How about the finish in the 3-year-old filly trot event? On the surface it might look like Next Level Stuff was a quintessential lucky horse that won because she drew the rail and then just waited for the passing lane, but that would be cheating her. In that race, it was actually Sorella that got the pocket trip and once Next Level Stuff got the inside opening she had to out-sprint not just the race leader but also the pocket-sitting Sorella who had the length head start. The point is that in both these cases horses won not solely because of a passing lane, but because they were given a chance to race when they needed to.
In a couple of races, horses that won up the passing lane did so after having to re-rally against outside horses who had already had the jump on them, or had to rely on longshot leaders carrying them far enough until the open stretch became available. Racing on the inside isn’t always an open invitation that guarantees being able to reach the passing lane before it’s too late.
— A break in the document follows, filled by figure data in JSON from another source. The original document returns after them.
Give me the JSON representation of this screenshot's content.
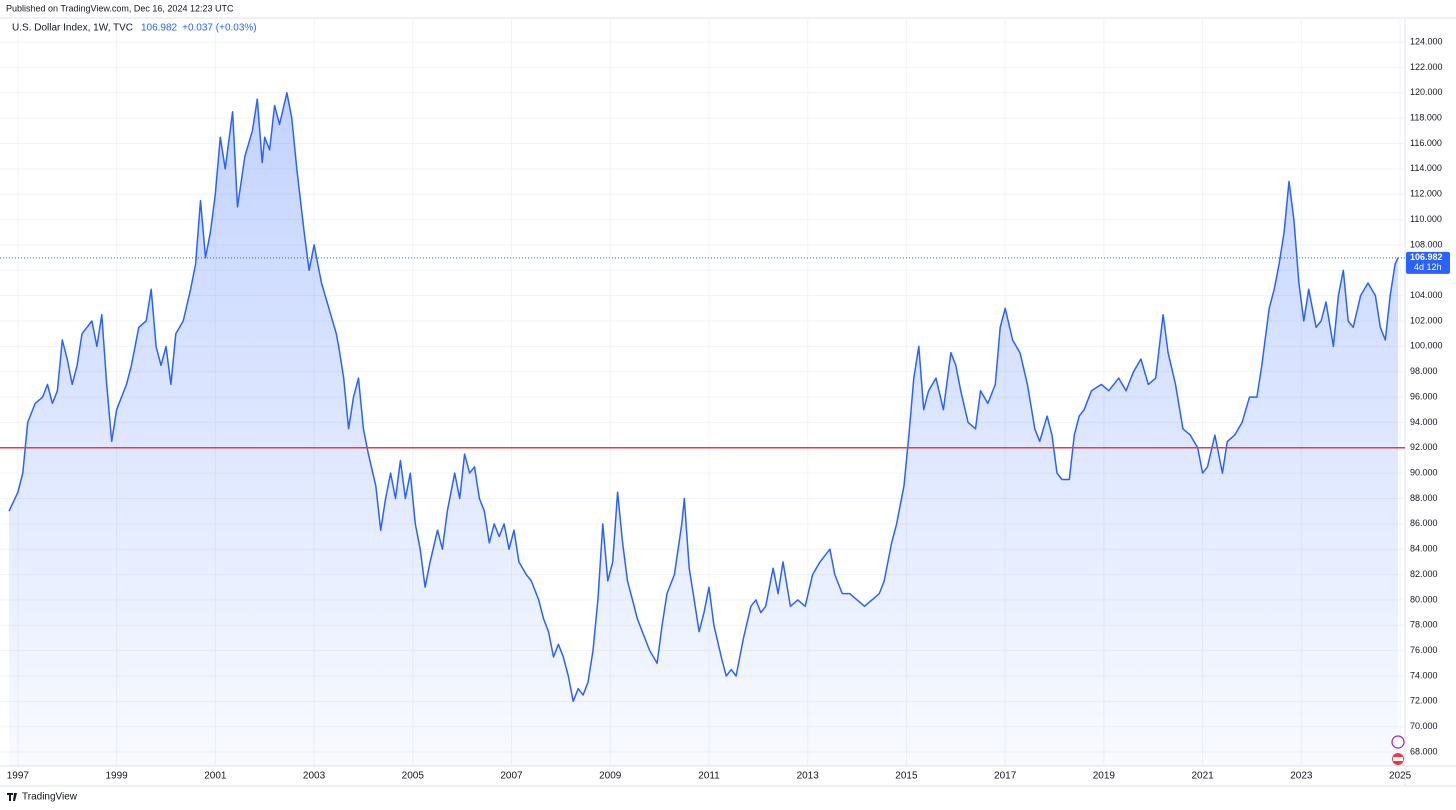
{
  "chart_data": {
    "type": "area",
    "published": "Published on TradingView.com, Dec 16, 2024 12:23 UTC",
    "brand": "TradingView",
    "last_price": 106.982,
    "change_label": "+0.037 (+0.03%)",
    "countdown": "4d 12h",
    "horizontal_line": {
      "value": 92,
      "color": "#f23645"
    },
    "grid": true,
    "x": [
      1996.82,
      1997.0,
      1997.1,
      1997.2,
      1997.35,
      1997.5,
      1997.6,
      1997.7,
      1997.8,
      1997.9,
      1998.0,
      1998.1,
      1998.2,
      1998.3,
      1998.4,
      1998.5,
      1998.6,
      1998.7,
      1998.8,
      1998.9,
      1999.0,
      1999.2,
      1999.3,
      1999.45,
      1999.6,
      1999.7,
      1999.8,
      1999.9,
      2000.0,
      2000.1,
      2000.2,
      2000.35,
      2000.5,
      2000.6,
      2000.7,
      2000.8,
      2000.9,
      2001.0,
      2001.1,
      2001.2,
      2001.35,
      2001.45,
      2001.6,
      2001.75,
      2001.85,
      2001.95,
      2002.0,
      2002.1,
      2002.2,
      2002.3,
      2002.45,
      2002.55,
      2002.65,
      2002.8,
      2002.9,
      2003.0,
      2003.15,
      2003.3,
      2003.45,
      2003.5,
      2003.6,
      2003.7,
      2003.8,
      2003.9,
      2004.0,
      2004.1,
      2004.25,
      2004.35,
      2004.45,
      2004.55,
      2004.65,
      2004.75,
      2004.85,
      2004.95,
      2005.05,
      2005.15,
      2005.25,
      2005.35,
      2005.5,
      2005.6,
      2005.7,
      2005.85,
      2005.95,
      2006.05,
      2006.15,
      2006.25,
      2006.35,
      2006.45,
      2006.55,
      2006.65,
      2006.75,
      2006.85,
      2006.95,
      2007.05,
      2007.15,
      2007.3,
      2007.4,
      2007.55,
      2007.65,
      2007.75,
      2007.85,
      2007.95,
      2008.05,
      2008.15,
      2008.25,
      2008.35,
      2008.45,
      2008.55,
      2008.65,
      2008.75,
      2008.85,
      2008.95,
      2009.05,
      2009.15,
      2009.25,
      2009.35,
      2009.45,
      2009.55,
      2009.65,
      2009.8,
      2009.95,
      2010.05,
      2010.15,
      2010.3,
      2010.45,
      2010.5,
      2010.6,
      2010.7,
      2010.8,
      2010.9,
      2011.0,
      2011.1,
      2011.25,
      2011.35,
      2011.45,
      2011.55,
      2011.7,
      2011.85,
      2011.95,
      2012.05,
      2012.15,
      2012.3,
      2012.4,
      2012.5,
      2012.65,
      2012.8,
      2012.95,
      2013.1,
      2013.25,
      2013.45,
      2013.55,
      2013.7,
      2013.85,
      2014.0,
      2014.15,
      2014.3,
      2014.45,
      2014.55,
      2014.7,
      2014.8,
      2014.95,
      2015.05,
      2015.15,
      2015.25,
      2015.35,
      2015.45,
      2015.6,
      2015.75,
      2015.9,
      2016.0,
      2016.1,
      2016.25,
      2016.4,
      2016.5,
      2016.65,
      2016.8,
      2016.9,
      2017.0,
      2017.15,
      2017.3,
      2017.45,
      2017.6,
      2017.7,
      2017.85,
      2017.95,
      2018.05,
      2018.15,
      2018.3,
      2018.4,
      2018.5,
      2018.6,
      2018.75,
      2018.95,
      2019.1,
      2019.3,
      2019.45,
      2019.6,
      2019.75,
      2019.9,
      2020.05,
      2020.2,
      2020.3,
      2020.45,
      2020.6,
      2020.75,
      2020.9,
      2021.0,
      2021.1,
      2021.25,
      2021.4,
      2021.5,
      2021.65,
      2021.8,
      2021.95,
      2022.1,
      2022.2,
      2022.35,
      2022.45,
      2022.55,
      2022.65,
      2022.75,
      2022.85,
      2022.95,
      2023.05,
      2023.15,
      2023.3,
      2023.4,
      2023.5,
      2023.65,
      2023.75,
      2023.85,
      2023.95,
      2024.05,
      2024.2,
      2024.35,
      2024.5,
      2024.6,
      2024.7,
      2024.8,
      2024.9,
      2024.96
    ],
    "series": [
      {
        "name": "U.S. Dollar Index, 1W, TVC",
        "color": "#2962ff",
        "values": [
          87.0,
          88.5,
          90,
          94,
          95.5,
          96,
          97,
          95.5,
          96.5,
          100.5,
          99,
          97,
          98.5,
          101,
          101.5,
          102,
          100,
          102.5,
          97,
          92.5,
          95,
          97,
          98.5,
          101.5,
          102,
          104.5,
          100,
          98.5,
          100,
          97,
          101,
          102,
          104.5,
          106.5,
          111.5,
          107,
          109,
          112,
          116.5,
          114,
          118.5,
          111,
          115,
          117,
          119.5,
          114.5,
          116.5,
          115.5,
          119,
          117.5,
          120,
          118,
          114,
          109,
          106,
          108,
          105,
          103,
          101,
          100,
          97.5,
          93.5,
          96,
          97.5,
          93.5,
          91.5,
          89,
          85.5,
          88,
          90,
          88,
          91,
          88,
          90,
          86,
          84,
          81,
          83,
          85.5,
          84,
          87,
          90,
          88,
          91.5,
          90,
          90.5,
          88,
          87,
          84.5,
          86,
          85,
          86,
          84,
          85.5,
          83,
          82,
          81.5,
          80,
          78.5,
          77.5,
          75.5,
          76.5,
          75.5,
          74,
          72,
          73,
          72.5,
          73.5,
          76,
          80,
          86,
          81.5,
          83,
          88.5,
          84.5,
          81.5,
          80,
          78.5,
          77.5,
          76,
          75,
          78,
          80.5,
          82,
          86,
          88,
          82.5,
          80,
          77.5,
          79,
          81,
          78,
          75.5,
          74,
          74.5,
          74,
          77,
          79.5,
          80,
          79,
          79.5,
          82.5,
          80.5,
          83,
          79.5,
          80,
          79.5,
          82,
          83,
          84,
          82,
          80.5,
          80.5,
          80,
          79.5,
          80,
          80.5,
          81.5,
          84.5,
          86,
          89,
          93,
          97.5,
          100,
          95,
          96.5,
          97.5,
          95,
          99.5,
          98.5,
          96.5,
          94,
          93.5,
          96.5,
          95.5,
          97,
          101.5,
          103,
          100.5,
          99.5,
          97,
          93.5,
          92.5,
          94.5,
          93,
          90,
          89.5,
          89.5,
          93,
          94.5,
          95,
          96.5,
          97,
          96.5,
          97.5,
          96.5,
          98,
          99,
          97,
          97.5,
          102.5,
          99.5,
          97,
          93.5,
          93,
          92,
          90,
          90.5,
          93,
          90,
          92.5,
          93,
          94,
          96,
          96,
          98.5,
          103,
          104.5,
          106.5,
          109,
          113,
          110,
          105,
          102,
          104.5,
          101.5,
          102,
          103.5,
          100,
          104,
          106,
          102,
          101.5,
          104,
          105,
          104,
          101.5,
          100.5,
          104,
          106.5,
          106.982
        ]
      }
    ],
    "xlim": [
      1996.8,
      2025.1
    ],
    "xticks": [
      1997,
      1999,
      2001,
      2003,
      2005,
      2007,
      2009,
      2011,
      2013,
      2015,
      2017,
      2019,
      2021,
      2023,
      2025
    ],
    "ylim": [
      66.9,
      125.9
    ],
    "yticks": [
      {
        "value": 68,
        "label": "68.000"
      },
      {
        "value": 70,
        "label": "70.000"
      },
      {
        "value": 72,
        "label": "72.000"
      },
      {
        "value": 74,
        "label": "74.000"
      },
      {
        "value": 76,
        "label": "76.000"
      },
      {
        "value": 78,
        "label": "78.000"
      },
      {
        "value": 80,
        "label": "80.000"
      },
      {
        "value": 82,
        "label": "82.000"
      },
      {
        "value": 84,
        "label": "84.000"
      },
      {
        "value": 86,
        "label": "86.000"
      },
      {
        "value": 88,
        "label": "88.000"
      },
      {
        "value": 90,
        "label": "90.000"
      },
      {
        "value": 92,
        "label": "92.000"
      },
      {
        "value": 94,
        "label": "94.000"
      },
      {
        "value": 96,
        "label": "96.000"
      },
      {
        "value": 98,
        "label": "98.000"
      },
      {
        "value": 100,
        "label": "100.000"
      },
      {
        "value": 102,
        "label": "102.000"
      },
      {
        "value": 104,
        "label": "104.000"
      },
      {
        "value": 106,
        "label": "106.000"
      },
      {
        "value": 108,
        "label": "108.000"
      },
      {
        "value": 110,
        "label": "110.000"
      },
      {
        "value": 112,
        "label": "112.000"
      },
      {
        "value": 114,
        "label": "114.000"
      },
      {
        "value": 116,
        "label": "116.000"
      },
      {
        "value": 118,
        "label": "118.000"
      },
      {
        "value": 120,
        "label": "120.000"
      },
      {
        "value": 122,
        "label": "122.000"
      },
      {
        "value": 124,
        "label": "124.000"
      }
    ]
  }
}
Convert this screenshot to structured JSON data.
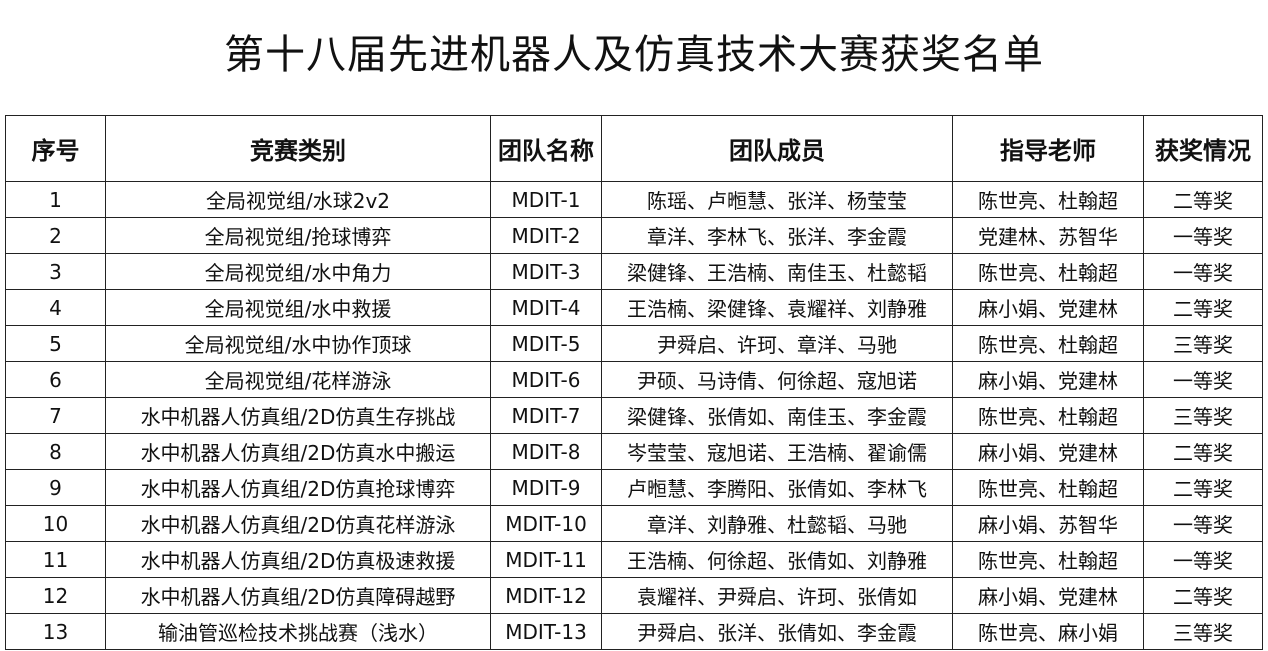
{
  "title": "第十八届先进机器人及仿真技术大赛获奖名单",
  "columns": [
    "序号",
    "竞赛类别",
    "团队名称",
    "团队成员",
    "指导老师",
    "获奖情况"
  ],
  "rows": [
    [
      "1",
      "全局视觉组/水球2v2",
      "MDIT-1",
      "陈瑶、卢暅慧、张洋、杨莹莹",
      "陈世亮、杜翰超",
      "二等奖"
    ],
    [
      "2",
      "全局视觉组/抢球博弈",
      "MDIT-2",
      "章洋、李林飞、张洋、李金霞",
      "党建林、苏智华",
      "一等奖"
    ],
    [
      "3",
      "全局视觉组/水中角力",
      "MDIT-3",
      "梁健锋、王浩楠、南佳玉、杜懿韬",
      "陈世亮、杜翰超",
      "一等奖"
    ],
    [
      "4",
      "全局视觉组/水中救援",
      "MDIT-4",
      "王浩楠、梁健锋、袁耀祥、刘静雅",
      "麻小娟、党建林",
      "二等奖"
    ],
    [
      "5",
      "全局视觉组/水中协作顶球",
      "MDIT-5",
      "尹舜启、许珂、章洋、马驰",
      "陈世亮、杜翰超",
      "三等奖"
    ],
    [
      "6",
      "全局视觉组/花样游泳",
      "MDIT-6",
      "尹硕、马诗倩、何徐超、寇旭诺",
      "麻小娟、党建林",
      "一等奖"
    ],
    [
      "7",
      "水中机器人仿真组/2D仿真生存挑战",
      "MDIT-7",
      "梁健锋、张倩如、南佳玉、李金霞",
      "陈世亮、杜翰超",
      "三等奖"
    ],
    [
      "8",
      "水中机器人仿真组/2D仿真水中搬运",
      "MDIT-8",
      "岑莹莹、寇旭诺、王浩楠、翟谕儒",
      "麻小娟、党建林",
      "二等奖"
    ],
    [
      "9",
      "水中机器人仿真组/2D仿真抢球博弈",
      "MDIT-9",
      "卢暅慧、李腾阳、张倩如、李林飞",
      "陈世亮、杜翰超",
      "二等奖"
    ],
    [
      "10",
      "水中机器人仿真组/2D仿真花样游泳",
      "MDIT-10",
      "章洋、刘静雅、杜懿韬、马驰",
      "麻小娟、苏智华",
      "一等奖"
    ],
    [
      "11",
      "水中机器人仿真组/2D仿真极速救援",
      "MDIT-11",
      "王浩楠、何徐超、张倩如、刘静雅",
      "陈世亮、杜翰超",
      "一等奖"
    ],
    [
      "12",
      "水中机器人仿真组/2D仿真障碍越野",
      "MDIT-12",
      "袁耀祥、尹舜启、许珂、张倩如",
      "麻小娟、党建林",
      "二等奖"
    ],
    [
      "13",
      "输油管巡检技术挑战赛（浅水）",
      "MDIT-13",
      "尹舜启、张洋、张倩如、李金霞",
      "陈世亮、麻小娟",
      "三等奖"
    ]
  ]
}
It was the same thing with evenly split results in the 2-year-old Breeders Crowns where two races (both trots) were won by horses utilizing the passing lane. On the pacing side, one race was held by the filly that led into the stretch and the other race was a dead heat between a horse on the lead and a horse from well off the pace. Just from the standpoint of excitement, what’s not to like of close finish after close finish?
A passing lane on a track such as Hoosier may seem unconventional, but it’s not a first. Balmoral Park was a one-mile track with a passing lane and I don’t recall much controversy over whether or not a mile track should have a passing lane. In fact, handle used to be quite decent there in its heyday.
Even if you were to compare the flow of a race at Hoosier to that of Woodbine Mohawk Park or the Meadowlands, is there really that much of a difference despite the fact that Hoosier has a passing lane? One thing I will concede at Hoosier is that the outside horses generally do have a more difficult time than the inside horses. In so many of the Breeders Crown eliminations the week prior, race after race saw the outside group of horses fizzle in the stretch while ground-saving horses shot through for wins. But again, I see the same thing all the time at Harrah’s Philadelphia where if the outside flow of horses can’t reach the leader with any momentum by the top of the stretch, it becomes that much more difficult to kick off cover and gain any ground. That’s just the nature of harness racing.
The Breeders Crown at Hoosier Park proved that there can be high quality racing on a track with both a long stretch and a passing lane. It comes down to giving horses the chance to win if good enough. What more could you ask for?